As efforts continue to better integrate patients and their perspectives into decision-making at all levels of the healthcare system, patient-centered outcomes research (PCOR) is an increasingly important field of investigation. One valuable tool for incorporating the patient’s perspective is the collection of patient-reported outcomes (PROs), which are provided directly by patients without interpretation by providers. The Patient-Reported Outcomes Measurement Information System (PROMIS) was developed with support from the National Institutes of Health to enhance PRO collection. PROMIS had three broad objectives: 1) creating a large group of item banks measuring PROs; 2) developing a computerized adaptive testing (CAT) system that allows for efficient, psychometrically robust assessment of PROs; and 3) producing a publicly available online data collection system that allows clinical researchers to access the item banks and CATs.

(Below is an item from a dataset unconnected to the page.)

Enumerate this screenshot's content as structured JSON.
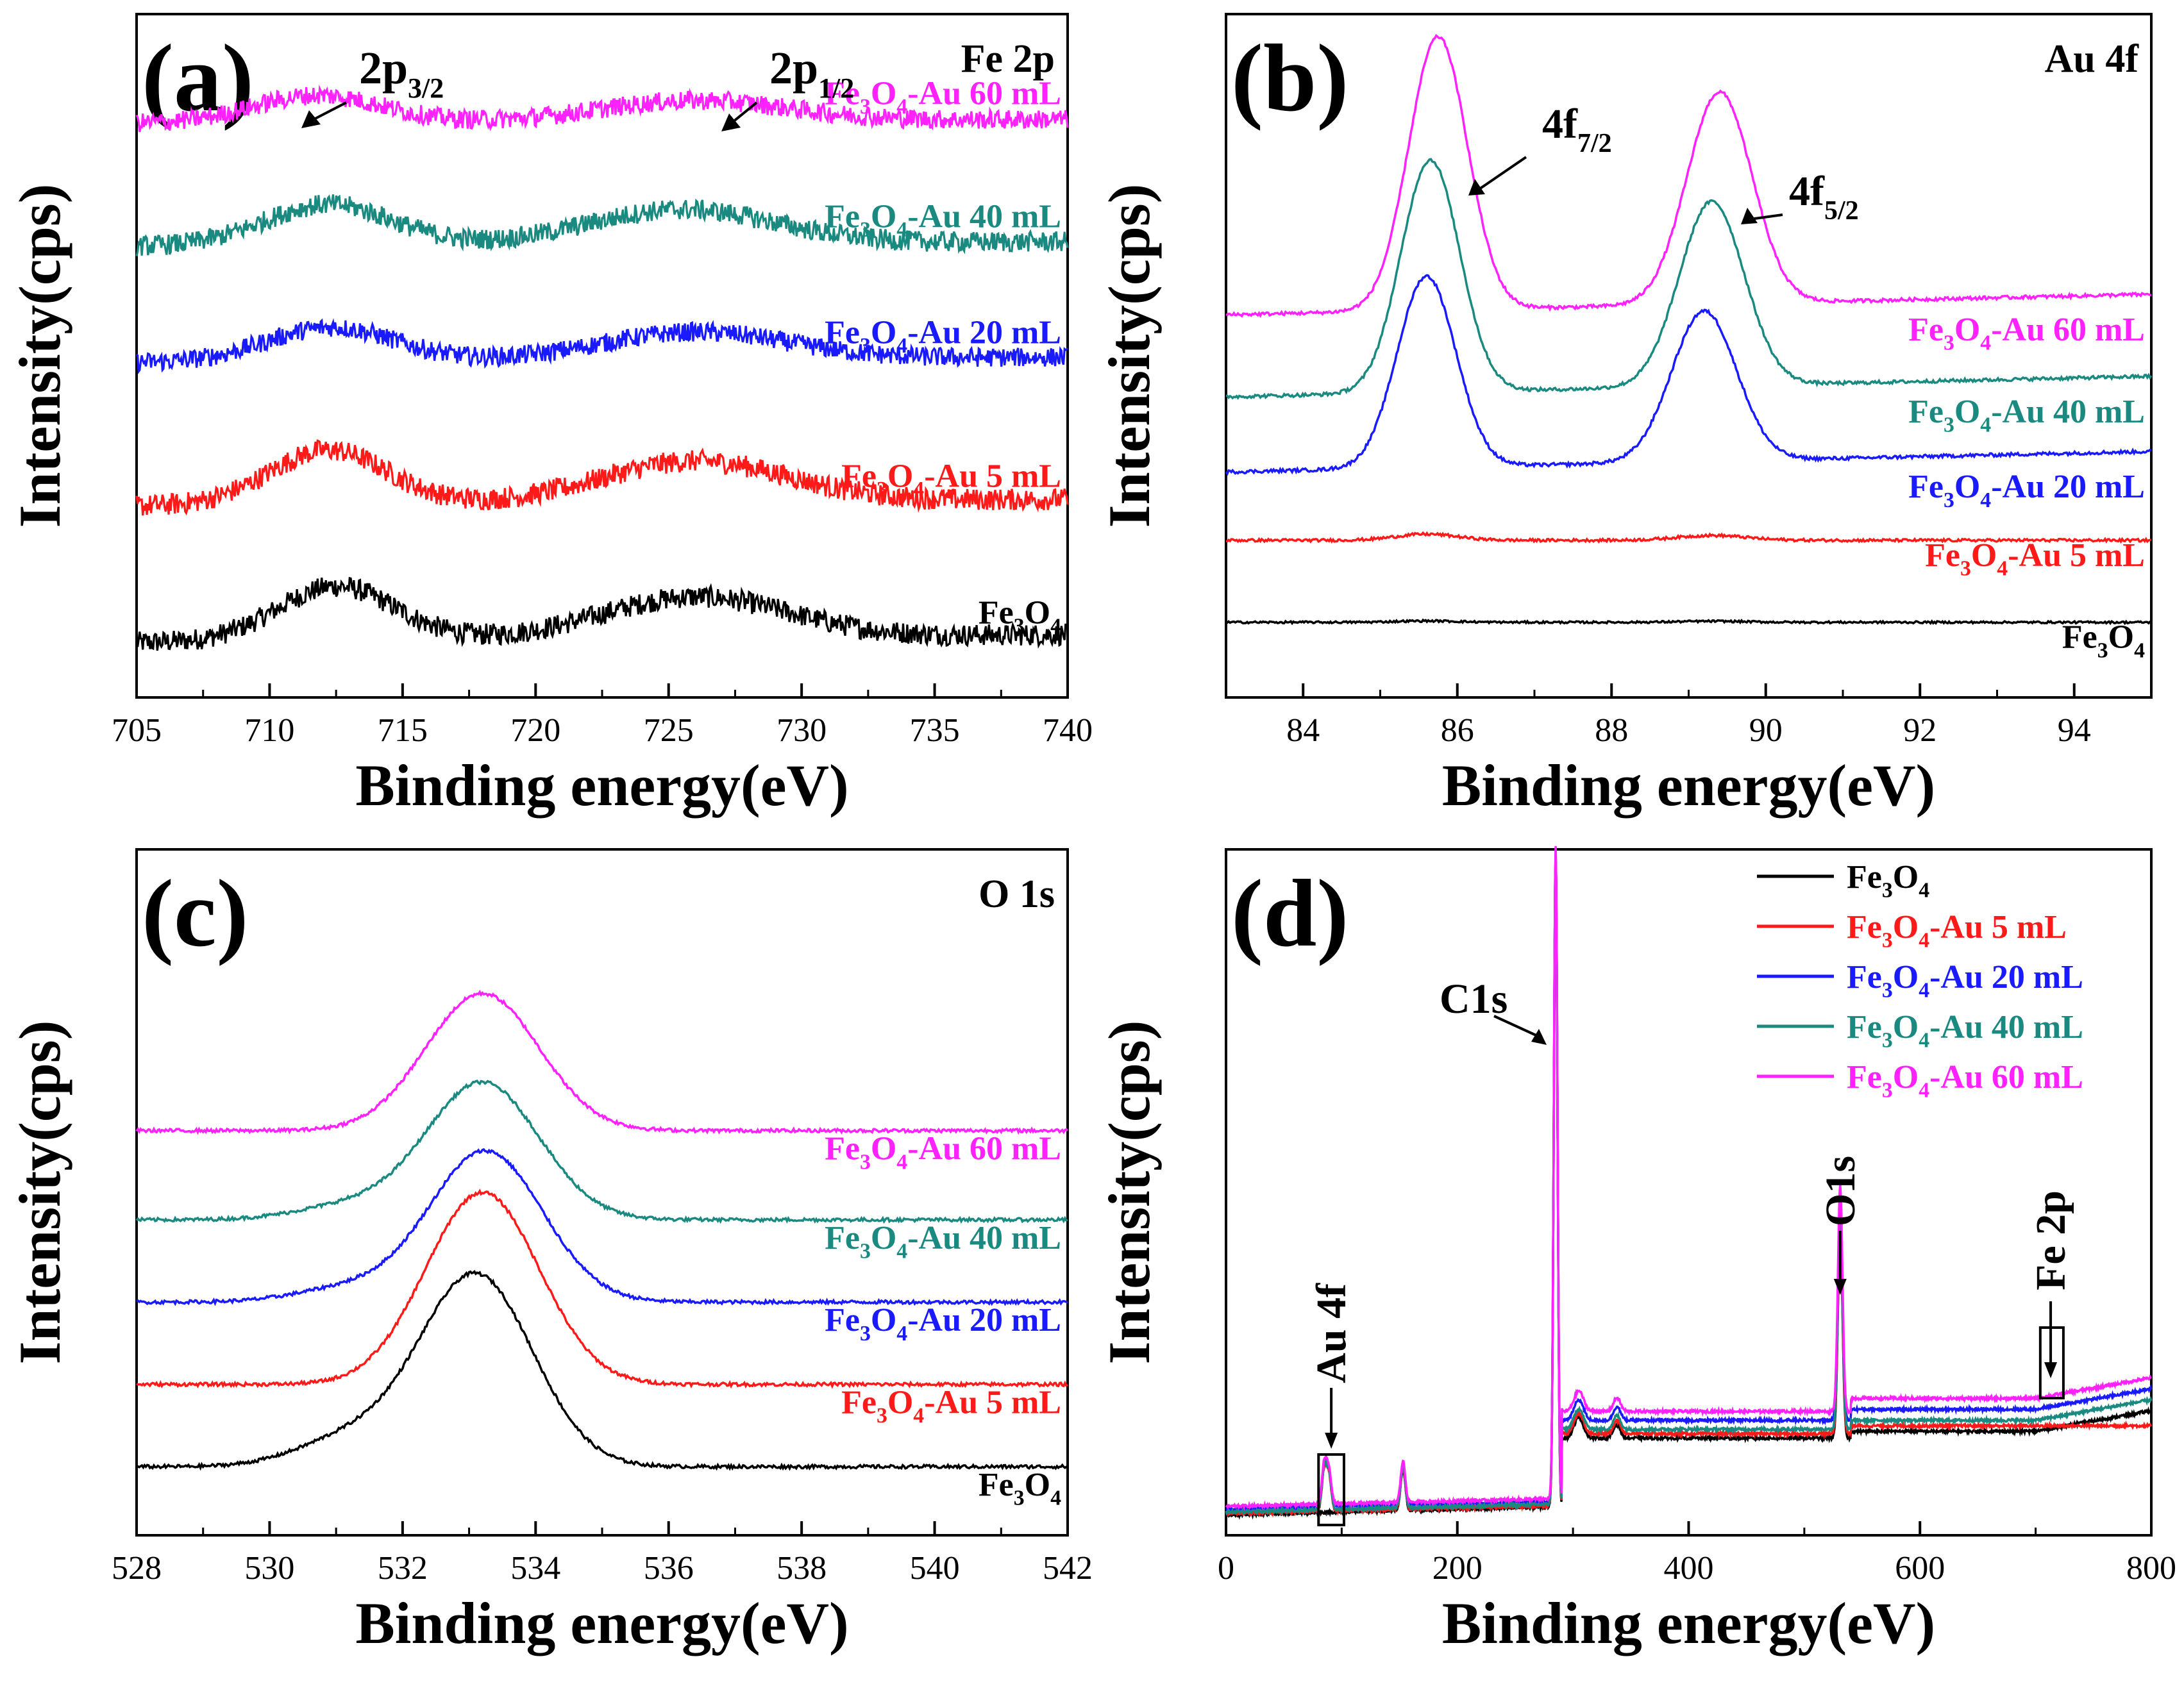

With the advent of voice assistant technology, there is an opportunity to better integrate the collection of patient centered outcomes collection in more efficient and meaningful ways. The UCLA Center for SMART Health sponsored a BE capstone project focused on integrating PROMIS with voice assistant technology to assess: 1) usability and validity of voice assistant technology to collect structured data; 2) compare challenges and limitations of voice-assistant technology; 3) pilot test a model where patients prompt patient-centered outcomes data collection; and 4) use a context-based system fed by sensor information to prompt patient-centered outcomes data collection.

PREDICTING CANCER HISTORY

In this project, we sponsored a Bioengineering student capstone project that studied automated approaches to predicting if someone ever had cancer and examined the factors associated with such a prediction. This approach can be useful for determining a patient’s health history in situations where patients are reluctant to disclose such information. Data from the National Health and Nutrition Examination Survey (NHANES) collected between 1999-2016 were used. Features included a range of health-related and demographic variables, which were explored using heatmaps. To predict a person’s history of cancer, the students ran different supervised machine learning (ML) classification methods, and plotted calibration curves. Wilcoxon, Kruskal-Wallis, and chi-square tests were performed to find features that differed significantly between individuals with and without a history of cancer. ExtraTrees Classifier, AdaBoost Classifier, and Gradient Boosting Classifier performed the best at predicting history of cancer, with accuracy, precision, recall, and F1-scores of around 70%. Features which differed significantly between individuals with and without a history of cancer were age, systolic blood pressure, waist size, general self-reported health, household size, and pulse.